Get specific page number based on keyword from PDF files

Hi,
I want to create a robot that can detect a certain keyword in PDF file and get the page number where the keyword is detected/found. The keyword position is not fixed on one page for every PDF file, different file going to be the indifferent page for the keyword. Is it possible to do it? Can anyone please help me with this matter?

@Aoyama Can you send a sample PDF ?

Hi @shibani,
Thank you for your response. Below is the sample PDF file as per requested.

REPORT INTRA AIBOTS SDN BHD (AutoRecovered).pdf (1.7 MB)

For example, in this file, I want to search for keyword “chapter 1” and then get the page number where that keyword is detected or found. If possible, I do not want the robot to open the PDF file to search that keyword.
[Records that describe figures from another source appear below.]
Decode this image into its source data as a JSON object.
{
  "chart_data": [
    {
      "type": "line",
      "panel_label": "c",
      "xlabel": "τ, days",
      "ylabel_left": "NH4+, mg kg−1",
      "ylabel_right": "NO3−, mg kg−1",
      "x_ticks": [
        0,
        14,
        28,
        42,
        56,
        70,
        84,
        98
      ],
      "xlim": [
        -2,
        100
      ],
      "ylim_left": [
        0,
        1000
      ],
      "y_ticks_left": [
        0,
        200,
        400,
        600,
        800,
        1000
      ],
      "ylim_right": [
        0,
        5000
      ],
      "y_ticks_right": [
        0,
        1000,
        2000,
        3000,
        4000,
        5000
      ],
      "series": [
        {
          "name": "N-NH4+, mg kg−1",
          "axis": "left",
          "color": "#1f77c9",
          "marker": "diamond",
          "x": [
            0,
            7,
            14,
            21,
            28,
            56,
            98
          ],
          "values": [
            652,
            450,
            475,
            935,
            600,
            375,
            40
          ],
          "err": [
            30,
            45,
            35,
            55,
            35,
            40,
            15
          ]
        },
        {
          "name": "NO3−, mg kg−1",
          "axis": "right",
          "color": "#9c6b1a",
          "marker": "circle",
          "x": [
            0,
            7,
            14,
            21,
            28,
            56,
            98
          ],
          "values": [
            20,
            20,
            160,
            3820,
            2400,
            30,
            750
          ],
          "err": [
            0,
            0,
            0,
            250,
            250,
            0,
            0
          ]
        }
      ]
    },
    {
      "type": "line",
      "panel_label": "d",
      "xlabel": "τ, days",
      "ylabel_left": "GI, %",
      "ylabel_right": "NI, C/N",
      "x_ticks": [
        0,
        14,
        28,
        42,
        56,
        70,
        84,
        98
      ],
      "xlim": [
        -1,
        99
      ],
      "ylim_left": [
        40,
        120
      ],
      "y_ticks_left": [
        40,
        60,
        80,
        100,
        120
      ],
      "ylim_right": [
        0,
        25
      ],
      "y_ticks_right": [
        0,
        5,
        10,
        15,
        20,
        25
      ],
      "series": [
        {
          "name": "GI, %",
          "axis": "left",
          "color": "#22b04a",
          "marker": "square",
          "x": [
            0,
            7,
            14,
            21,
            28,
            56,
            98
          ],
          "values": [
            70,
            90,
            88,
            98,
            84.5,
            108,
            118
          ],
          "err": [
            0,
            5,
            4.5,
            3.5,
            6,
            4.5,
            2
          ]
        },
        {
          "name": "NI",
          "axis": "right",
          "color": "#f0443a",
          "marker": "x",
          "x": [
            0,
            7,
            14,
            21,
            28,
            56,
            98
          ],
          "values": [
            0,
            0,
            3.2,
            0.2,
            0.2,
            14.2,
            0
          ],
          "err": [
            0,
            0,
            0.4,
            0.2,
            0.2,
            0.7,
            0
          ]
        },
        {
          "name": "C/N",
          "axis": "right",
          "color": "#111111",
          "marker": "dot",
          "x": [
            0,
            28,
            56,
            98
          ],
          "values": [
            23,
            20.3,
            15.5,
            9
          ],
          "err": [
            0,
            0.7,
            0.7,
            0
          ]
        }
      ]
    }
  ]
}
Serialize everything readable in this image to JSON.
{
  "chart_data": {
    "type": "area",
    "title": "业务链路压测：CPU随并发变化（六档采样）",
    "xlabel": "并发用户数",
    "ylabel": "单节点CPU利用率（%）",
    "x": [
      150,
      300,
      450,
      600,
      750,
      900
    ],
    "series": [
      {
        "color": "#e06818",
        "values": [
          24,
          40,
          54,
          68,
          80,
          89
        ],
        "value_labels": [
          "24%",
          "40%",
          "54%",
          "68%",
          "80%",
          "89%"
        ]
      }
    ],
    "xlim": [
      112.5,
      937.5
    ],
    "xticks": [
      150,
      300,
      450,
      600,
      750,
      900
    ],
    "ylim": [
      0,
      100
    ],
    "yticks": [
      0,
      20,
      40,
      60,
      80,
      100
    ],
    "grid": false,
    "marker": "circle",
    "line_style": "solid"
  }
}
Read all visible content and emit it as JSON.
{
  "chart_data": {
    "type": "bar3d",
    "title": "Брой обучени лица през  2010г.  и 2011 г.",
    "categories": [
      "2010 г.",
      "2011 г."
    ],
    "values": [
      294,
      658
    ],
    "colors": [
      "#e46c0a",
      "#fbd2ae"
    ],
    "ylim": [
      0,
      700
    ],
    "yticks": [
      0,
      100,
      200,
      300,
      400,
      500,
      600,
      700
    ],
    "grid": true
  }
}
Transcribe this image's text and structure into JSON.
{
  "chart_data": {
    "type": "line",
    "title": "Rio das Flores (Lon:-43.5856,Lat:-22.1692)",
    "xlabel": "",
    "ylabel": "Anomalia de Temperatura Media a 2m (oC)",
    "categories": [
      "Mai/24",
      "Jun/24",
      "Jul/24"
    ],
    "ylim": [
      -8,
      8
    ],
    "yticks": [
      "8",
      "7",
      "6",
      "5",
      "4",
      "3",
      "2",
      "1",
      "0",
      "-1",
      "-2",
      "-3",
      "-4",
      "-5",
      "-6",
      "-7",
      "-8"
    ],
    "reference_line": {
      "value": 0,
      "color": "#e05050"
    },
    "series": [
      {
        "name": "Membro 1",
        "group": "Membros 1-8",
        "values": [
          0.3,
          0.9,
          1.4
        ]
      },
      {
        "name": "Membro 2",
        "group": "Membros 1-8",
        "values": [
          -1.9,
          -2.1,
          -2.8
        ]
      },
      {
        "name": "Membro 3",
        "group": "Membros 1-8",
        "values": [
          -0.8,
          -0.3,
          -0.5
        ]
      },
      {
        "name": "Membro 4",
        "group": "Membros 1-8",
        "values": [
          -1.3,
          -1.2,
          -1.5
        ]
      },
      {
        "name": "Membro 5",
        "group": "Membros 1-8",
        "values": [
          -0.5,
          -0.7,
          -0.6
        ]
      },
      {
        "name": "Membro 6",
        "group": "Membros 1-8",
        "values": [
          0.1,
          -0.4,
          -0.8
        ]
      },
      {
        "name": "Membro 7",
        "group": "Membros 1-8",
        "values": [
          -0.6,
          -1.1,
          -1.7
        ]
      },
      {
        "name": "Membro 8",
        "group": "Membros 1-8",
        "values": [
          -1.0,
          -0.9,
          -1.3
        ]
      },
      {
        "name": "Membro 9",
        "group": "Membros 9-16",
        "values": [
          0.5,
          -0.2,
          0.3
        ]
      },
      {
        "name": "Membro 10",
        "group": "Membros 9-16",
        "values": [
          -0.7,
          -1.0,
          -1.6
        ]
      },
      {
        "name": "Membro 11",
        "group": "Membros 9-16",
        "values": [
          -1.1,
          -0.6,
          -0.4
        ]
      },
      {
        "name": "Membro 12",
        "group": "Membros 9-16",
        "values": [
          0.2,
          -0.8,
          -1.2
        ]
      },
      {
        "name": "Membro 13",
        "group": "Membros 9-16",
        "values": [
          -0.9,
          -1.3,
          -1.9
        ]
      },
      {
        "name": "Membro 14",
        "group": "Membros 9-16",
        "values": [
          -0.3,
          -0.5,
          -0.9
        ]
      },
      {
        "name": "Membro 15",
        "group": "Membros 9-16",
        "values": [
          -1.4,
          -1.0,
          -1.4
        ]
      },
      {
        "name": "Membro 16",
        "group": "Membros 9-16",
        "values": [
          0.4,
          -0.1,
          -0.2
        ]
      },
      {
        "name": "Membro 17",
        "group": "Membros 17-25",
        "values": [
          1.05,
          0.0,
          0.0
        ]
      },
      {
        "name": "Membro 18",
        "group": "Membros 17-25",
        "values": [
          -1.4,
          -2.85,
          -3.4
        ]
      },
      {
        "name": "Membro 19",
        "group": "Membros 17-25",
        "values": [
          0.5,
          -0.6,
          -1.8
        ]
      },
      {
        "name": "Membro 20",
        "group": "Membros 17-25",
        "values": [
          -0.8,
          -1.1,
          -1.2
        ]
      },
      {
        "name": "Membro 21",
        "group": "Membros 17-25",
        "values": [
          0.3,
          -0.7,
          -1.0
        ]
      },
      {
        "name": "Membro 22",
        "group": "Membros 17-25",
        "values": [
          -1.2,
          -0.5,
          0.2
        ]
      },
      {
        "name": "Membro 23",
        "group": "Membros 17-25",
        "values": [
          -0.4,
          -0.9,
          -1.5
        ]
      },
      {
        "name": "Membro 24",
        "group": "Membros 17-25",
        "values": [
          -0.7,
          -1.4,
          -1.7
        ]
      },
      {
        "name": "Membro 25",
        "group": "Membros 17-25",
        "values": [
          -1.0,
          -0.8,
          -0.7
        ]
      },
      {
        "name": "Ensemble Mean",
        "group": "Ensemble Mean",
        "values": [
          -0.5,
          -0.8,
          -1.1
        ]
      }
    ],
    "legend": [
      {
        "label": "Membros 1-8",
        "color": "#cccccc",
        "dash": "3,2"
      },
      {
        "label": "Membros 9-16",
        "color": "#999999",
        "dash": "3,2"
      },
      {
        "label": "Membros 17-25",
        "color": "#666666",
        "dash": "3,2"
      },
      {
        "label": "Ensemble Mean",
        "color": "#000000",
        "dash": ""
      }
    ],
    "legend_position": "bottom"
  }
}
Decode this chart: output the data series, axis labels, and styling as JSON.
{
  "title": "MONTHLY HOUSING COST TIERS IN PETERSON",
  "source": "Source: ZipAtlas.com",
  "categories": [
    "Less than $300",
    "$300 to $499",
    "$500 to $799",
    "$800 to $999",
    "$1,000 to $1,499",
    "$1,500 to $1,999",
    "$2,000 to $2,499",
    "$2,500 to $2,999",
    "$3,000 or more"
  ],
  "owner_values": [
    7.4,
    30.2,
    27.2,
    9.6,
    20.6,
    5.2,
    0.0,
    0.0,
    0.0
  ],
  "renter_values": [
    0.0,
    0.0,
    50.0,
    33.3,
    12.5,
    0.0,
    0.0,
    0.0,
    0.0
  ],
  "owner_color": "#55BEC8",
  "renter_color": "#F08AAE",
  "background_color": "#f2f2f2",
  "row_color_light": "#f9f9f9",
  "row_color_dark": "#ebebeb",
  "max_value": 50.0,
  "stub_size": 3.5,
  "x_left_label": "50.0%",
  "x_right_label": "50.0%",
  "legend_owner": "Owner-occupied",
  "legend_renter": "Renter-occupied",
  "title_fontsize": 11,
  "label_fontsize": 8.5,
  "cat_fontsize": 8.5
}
Can you help me on this?

Hi @Aoyama,
what will be your expected location of the keyword ? i mean you want a page number, or want the exact line position?

Hi,
I want the page number where the keyword located

1 Like

Hi @Aoyama,
First you need to find the number of pages in the pdf.
You can find many activities which provides pdf page count , you just need to pass the file path only. Using any of them, get the page count.

Declare int index = 1

While index<page count
Use read PDF activity and pass range as index, now you will get a text variable containing all text from the page - txtFromPDF
Check the presence of the keyword using contains method.
ie, like if txtFromPDF.contains(“keyword”)

If true, then your keyword is found at the page number index

1 Like

Hi @shankm,
Thank you for your instruction. I will try it and will get back to you.

1 Like

Hi, in my case my pdf contains more than 200 pages. I cant extract entire pages because it takes more time. can anyone help to solve this situation?